You also have to be realistic and listen to your body – I’ve had to cut runs down due to suspicious aches in my shins. And I’ve also always had to be prepared to break the streak, it’s better to let an injury heal before you start a new streak than try to run through an injury and be out for a year. Luckily, that hasn’t come up yet – because while this sort of thing is very easy to type, when an injury does occur, I’m not sure my ego will find resetting that magic number so simple a task.
Yay! Go Running Streaks!
That warning aside, running has been one of the few constants in my life this year (yeah, this is where the introspective, self indulgent bullshit stuff begins – bet you’re glad you read on now, eh?). Despite changing jobs and cities – among many other things – running has kept going alongside all of that stuff, regardless. It has been something to turn my attention to, something to set goals against, something that has given me a continual sense of achievement, and something to force myself out of the house in order to clear my head. It has been great, both physically and otherwise.

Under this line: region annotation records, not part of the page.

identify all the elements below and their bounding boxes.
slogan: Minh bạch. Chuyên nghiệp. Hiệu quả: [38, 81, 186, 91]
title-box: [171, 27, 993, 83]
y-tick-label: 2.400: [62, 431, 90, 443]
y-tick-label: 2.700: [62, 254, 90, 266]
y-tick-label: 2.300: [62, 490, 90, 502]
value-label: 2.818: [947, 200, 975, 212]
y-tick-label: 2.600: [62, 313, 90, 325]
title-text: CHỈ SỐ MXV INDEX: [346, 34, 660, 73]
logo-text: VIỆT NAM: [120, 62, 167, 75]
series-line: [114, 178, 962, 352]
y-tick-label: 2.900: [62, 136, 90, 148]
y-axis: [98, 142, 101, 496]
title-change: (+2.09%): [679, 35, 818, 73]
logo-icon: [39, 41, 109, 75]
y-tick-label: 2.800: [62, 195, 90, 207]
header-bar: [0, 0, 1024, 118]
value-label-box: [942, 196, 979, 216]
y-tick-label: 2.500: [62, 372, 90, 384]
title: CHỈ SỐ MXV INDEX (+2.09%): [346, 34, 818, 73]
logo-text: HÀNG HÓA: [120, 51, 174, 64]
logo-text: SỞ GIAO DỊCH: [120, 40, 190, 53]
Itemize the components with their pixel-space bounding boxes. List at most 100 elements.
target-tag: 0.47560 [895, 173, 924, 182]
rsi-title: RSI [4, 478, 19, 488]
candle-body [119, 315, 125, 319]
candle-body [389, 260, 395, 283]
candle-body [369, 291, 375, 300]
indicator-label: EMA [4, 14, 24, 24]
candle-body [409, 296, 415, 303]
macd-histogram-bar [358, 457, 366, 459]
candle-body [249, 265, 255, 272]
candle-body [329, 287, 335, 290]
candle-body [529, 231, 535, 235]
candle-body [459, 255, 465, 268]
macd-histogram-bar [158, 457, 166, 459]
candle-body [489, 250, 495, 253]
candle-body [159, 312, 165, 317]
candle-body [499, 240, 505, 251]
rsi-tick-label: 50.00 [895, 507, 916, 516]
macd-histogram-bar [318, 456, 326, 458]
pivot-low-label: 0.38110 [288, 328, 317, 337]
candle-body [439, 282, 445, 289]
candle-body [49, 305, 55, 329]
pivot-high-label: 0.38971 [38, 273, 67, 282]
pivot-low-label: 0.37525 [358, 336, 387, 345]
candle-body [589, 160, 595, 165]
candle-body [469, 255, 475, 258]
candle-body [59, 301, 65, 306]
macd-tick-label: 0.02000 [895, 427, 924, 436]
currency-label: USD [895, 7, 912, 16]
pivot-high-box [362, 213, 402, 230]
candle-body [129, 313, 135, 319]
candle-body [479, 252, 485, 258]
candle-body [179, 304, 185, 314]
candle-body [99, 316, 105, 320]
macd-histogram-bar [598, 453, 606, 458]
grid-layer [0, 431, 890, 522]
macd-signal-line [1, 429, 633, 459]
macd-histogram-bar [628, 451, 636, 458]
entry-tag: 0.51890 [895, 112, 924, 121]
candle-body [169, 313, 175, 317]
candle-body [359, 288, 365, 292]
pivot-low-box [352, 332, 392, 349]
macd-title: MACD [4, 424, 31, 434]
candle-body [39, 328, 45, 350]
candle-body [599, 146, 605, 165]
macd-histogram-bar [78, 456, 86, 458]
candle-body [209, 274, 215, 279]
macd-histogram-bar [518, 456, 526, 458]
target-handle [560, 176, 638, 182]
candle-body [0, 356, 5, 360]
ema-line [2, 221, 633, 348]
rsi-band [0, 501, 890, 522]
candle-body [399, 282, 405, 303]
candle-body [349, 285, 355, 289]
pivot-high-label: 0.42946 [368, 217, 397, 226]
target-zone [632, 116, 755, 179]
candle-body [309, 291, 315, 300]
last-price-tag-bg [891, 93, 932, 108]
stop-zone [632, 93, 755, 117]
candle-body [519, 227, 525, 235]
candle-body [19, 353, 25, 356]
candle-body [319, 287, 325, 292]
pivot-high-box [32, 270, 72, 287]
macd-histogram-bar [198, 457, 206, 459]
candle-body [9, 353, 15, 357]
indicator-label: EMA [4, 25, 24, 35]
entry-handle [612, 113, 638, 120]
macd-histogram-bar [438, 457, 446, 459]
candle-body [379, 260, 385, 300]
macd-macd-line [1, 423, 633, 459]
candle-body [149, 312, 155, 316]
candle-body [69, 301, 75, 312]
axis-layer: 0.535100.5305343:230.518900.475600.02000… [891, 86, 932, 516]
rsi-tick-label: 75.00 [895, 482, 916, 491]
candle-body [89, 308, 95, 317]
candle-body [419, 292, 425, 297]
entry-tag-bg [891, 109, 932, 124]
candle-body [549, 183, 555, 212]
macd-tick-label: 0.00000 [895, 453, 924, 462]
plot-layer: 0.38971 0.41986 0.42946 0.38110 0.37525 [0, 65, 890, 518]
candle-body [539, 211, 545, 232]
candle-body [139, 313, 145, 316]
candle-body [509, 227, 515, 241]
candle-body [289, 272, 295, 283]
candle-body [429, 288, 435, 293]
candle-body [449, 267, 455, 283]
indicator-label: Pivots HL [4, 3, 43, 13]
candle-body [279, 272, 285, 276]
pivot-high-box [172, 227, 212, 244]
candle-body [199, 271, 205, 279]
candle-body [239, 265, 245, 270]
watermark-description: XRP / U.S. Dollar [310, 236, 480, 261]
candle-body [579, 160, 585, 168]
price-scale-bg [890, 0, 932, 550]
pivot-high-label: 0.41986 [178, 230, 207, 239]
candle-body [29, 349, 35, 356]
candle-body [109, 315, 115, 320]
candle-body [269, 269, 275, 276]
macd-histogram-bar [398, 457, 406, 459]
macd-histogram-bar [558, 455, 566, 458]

Speaking of achievements, at the beginning of the year I set a target of 500 miles, figuring most of my runs would be in the 1-2 mile mark. But due to training for the Great North Run, my mileage was upped considerably and I ended up hitting 1124 miles on my 365th day. Not too shabby.
So yes, with all this in mind, I would say that starting a streak of any type gives you an incredible impetus to get a task done, and I would recommend it to anyone with a goal to achieve of any sort. Running is a great way of staying active and keeping your head in check, I’d recommend that too.
I was going to post about my goals for 2013 here, but that seems to have developed a life of its own and should hit this website in the next week. Cheers for reading this far – and if you haven’t had enough of my self-indulgent running bollocks, I post updates on dailymile and I sometimes natter on about it on twitter.
Which raises a great oversight in this post – how do I not forget the odd run? Well I prioritise the run as the first thing I do everyday. I don’t eat, I have a glass of water if I’m dehydrated (always sure to hydrate if I was drinking the night before), and then I just run. I find it hard to run with food in my stomach anyway – I’m just conscious of it being there, so I guess this system works pretty naturally for me. Even long runs don’t justify food yet (15 miles is about the longest I’ve ever gone). I guess this is a similar solution to disciplining myself as saver’s use to make sure they ‘pay themselves first’ – which I’m sure works nicely.